Nolan caught sight of him at one of the front windows. He could see his dark face between the lace draperies. He watched it intently, with even a more sinister look in his own keen eyes.

Garland evidently was watching for the expected man.

“I’ll sneak out when he isn’t watching, and then show up on the corner,” Nolan said to himself. “He won’t be wise, then, to the fact that I got here first. I’ll put something over on him, all right, or I’ve doped out this business all wrong.”

Something like five minutes later, after waiting for a favorable opportunity, Nolan appeared on the street corner opposite Garland’s residence. He had been waiting only a moment when the latter emerged from the house and hastened over to join him.

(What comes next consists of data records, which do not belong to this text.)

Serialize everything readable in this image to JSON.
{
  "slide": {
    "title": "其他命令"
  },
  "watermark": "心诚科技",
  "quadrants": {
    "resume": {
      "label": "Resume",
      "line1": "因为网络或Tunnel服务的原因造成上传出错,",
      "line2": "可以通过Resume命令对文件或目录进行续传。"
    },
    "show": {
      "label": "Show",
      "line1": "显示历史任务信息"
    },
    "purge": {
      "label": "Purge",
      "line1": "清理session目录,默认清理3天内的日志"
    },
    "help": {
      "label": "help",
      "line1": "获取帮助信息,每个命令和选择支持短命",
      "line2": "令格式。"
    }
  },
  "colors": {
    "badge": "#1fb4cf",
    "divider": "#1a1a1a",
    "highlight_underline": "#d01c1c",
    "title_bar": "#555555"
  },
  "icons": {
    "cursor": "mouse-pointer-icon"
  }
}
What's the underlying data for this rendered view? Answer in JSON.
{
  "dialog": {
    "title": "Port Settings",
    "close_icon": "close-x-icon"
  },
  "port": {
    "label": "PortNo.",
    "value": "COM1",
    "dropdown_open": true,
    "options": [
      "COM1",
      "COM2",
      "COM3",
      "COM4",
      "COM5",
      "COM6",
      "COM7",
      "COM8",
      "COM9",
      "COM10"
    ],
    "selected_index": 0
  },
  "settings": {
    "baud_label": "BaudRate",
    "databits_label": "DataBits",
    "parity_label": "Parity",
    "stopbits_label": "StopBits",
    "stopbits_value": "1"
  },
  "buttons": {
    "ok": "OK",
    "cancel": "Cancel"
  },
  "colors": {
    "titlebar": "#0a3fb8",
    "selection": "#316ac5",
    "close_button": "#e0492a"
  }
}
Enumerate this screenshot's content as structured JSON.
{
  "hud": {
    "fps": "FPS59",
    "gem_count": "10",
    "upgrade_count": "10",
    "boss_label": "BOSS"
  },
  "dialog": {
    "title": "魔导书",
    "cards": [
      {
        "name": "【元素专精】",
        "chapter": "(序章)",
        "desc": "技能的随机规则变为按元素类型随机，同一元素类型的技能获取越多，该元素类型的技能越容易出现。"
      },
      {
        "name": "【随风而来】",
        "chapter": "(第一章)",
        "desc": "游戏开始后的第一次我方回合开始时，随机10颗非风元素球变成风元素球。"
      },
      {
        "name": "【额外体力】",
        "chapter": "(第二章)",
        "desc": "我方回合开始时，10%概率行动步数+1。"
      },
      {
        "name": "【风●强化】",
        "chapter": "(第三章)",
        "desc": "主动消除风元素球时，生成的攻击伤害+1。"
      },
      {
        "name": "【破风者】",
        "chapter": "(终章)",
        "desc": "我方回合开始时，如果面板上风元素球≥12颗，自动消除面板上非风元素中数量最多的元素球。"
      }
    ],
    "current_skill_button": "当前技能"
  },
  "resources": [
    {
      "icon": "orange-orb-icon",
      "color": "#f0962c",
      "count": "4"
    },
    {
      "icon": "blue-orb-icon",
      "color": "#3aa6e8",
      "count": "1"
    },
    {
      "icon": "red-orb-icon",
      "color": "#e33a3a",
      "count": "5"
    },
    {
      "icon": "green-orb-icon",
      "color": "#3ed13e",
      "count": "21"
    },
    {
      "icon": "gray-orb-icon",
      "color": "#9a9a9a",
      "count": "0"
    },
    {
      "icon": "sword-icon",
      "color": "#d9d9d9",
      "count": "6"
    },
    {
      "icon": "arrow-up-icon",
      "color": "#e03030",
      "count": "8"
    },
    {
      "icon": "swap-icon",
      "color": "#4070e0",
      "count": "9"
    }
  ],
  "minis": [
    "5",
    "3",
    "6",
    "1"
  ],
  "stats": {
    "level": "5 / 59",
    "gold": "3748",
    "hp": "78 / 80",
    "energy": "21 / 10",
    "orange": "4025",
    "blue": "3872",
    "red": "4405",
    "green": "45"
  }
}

“Well, you’re here, Nolan, at last,” he said, a bit curtly.

“Sure I’m here, boss,” Nolan nodded. “You can always bank on my making good.”

“Have you done what Hart directed?”

“The geeser who hired me? Yes, of course. I sure have done it. If I hadn’t, I wouldn’t be here,” said Nolan, with an expressive leer.

“Well, what did you learn?” Garland demanded, more sharply eying him.

“I followed the two blokes down Fifth Avenue about three blocks, but I couldn’t get next to anything they were saying,” Nolan proceeded to report. “They parted on a corner, and then I followed the big guy, him as put the peppery spiel in the pawnshop.”